Date: Tue, 27
Sep 2005 07:54:24 -0700
From: Eric J Korpela <korpela at ssl.berkeley.edu>
Subject: Re: Tristate Buffer Output if Input is High-Z?
On 9/26/05, Jeff Walther <trag at io.com>
wrote:
If a tristate buffer is enabled by its control line, but the input to
the buffer is at high-Z is there a typical output?
If there is it probably varies between parts. If you need a defined output
for tristated inputs you should pull the inputs up or down.
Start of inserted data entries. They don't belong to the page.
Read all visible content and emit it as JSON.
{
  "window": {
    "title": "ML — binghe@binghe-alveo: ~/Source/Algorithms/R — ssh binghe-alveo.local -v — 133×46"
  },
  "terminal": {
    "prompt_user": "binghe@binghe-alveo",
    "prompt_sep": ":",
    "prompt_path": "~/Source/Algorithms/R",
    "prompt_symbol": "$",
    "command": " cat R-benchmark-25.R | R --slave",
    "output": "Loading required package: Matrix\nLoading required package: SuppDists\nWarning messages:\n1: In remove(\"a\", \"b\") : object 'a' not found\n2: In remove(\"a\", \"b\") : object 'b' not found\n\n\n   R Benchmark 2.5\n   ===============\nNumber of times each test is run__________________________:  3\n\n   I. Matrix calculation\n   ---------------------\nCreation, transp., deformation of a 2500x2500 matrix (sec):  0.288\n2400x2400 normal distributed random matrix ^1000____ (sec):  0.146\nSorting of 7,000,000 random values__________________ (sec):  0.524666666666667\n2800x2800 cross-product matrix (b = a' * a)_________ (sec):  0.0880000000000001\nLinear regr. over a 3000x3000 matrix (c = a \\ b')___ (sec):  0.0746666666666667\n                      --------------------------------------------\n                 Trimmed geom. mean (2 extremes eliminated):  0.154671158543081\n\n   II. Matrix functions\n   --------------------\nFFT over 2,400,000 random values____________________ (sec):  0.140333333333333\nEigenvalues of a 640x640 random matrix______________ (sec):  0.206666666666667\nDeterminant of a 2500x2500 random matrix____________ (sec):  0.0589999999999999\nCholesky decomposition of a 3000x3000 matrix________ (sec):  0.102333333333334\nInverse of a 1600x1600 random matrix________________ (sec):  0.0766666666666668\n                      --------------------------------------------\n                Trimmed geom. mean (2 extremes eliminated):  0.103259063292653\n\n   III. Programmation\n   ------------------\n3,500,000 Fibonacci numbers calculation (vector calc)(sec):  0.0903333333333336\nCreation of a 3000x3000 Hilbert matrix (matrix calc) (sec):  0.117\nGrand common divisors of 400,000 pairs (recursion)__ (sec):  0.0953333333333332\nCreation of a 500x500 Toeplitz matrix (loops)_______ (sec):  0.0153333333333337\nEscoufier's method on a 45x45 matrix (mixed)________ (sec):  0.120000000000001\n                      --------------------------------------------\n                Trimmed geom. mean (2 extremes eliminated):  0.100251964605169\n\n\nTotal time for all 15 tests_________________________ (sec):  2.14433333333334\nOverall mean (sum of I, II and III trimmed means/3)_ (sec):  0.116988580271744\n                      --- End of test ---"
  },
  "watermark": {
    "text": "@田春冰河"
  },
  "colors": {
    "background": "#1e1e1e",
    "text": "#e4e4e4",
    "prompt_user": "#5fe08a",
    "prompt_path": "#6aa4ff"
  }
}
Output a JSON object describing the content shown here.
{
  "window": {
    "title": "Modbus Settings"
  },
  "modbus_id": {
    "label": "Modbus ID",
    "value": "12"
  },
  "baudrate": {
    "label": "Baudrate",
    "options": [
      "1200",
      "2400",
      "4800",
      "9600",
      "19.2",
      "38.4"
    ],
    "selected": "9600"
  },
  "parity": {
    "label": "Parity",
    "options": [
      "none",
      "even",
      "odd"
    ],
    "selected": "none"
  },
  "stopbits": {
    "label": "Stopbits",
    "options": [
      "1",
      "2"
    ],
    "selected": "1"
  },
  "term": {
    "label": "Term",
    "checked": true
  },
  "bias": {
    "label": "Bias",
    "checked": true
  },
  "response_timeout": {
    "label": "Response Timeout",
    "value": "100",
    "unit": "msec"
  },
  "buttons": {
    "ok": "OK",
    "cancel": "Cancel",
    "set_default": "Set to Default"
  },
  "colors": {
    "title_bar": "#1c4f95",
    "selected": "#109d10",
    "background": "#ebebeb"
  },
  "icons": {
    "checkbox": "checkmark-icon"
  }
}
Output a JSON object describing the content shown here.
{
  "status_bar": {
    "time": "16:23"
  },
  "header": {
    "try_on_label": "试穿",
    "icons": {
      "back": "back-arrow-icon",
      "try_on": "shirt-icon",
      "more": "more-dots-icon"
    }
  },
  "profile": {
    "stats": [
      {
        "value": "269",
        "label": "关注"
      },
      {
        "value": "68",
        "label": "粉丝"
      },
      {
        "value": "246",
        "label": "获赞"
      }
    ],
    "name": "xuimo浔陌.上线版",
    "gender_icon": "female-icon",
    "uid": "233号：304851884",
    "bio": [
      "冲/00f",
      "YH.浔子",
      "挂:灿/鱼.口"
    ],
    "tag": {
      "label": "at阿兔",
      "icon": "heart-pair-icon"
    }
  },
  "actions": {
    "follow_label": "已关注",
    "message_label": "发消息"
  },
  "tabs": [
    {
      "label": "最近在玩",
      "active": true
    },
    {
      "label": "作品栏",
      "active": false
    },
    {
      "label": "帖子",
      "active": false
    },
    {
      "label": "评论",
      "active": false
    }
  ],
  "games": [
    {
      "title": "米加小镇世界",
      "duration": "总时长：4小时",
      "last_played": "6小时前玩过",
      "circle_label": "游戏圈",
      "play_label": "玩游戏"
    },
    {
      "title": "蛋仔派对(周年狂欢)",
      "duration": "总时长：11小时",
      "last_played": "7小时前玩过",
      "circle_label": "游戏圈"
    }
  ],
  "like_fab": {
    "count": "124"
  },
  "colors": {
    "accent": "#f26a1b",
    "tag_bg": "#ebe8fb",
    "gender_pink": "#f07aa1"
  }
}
Thanks to everyone for all the replies.
It sounds like the tristate buffers don't do exactly what I would like,
although I think I can make it work with more logic in front of the control
line for the buffer.
However, doing a bit more research, it looks like what I really need is a
Transmission Gate. The important difference is that a transmission gate
will pass the input regardless of its state, so L passes L, H passes H and Z
passes as Z. The disadvantage is that if you have a noisy signal, the TG
doesn't clean it up at all the way a TB will.
The catch is that I cannot find one listed anywhere as a part that one can
actually buy. Are transmission gates purchasable parts? Or are they just
something they discussed in my VLSI textbook?
Google for something called a quick-switch, It is basically a single
NMOS transistor transmission gate. Pericom ( and others) make them.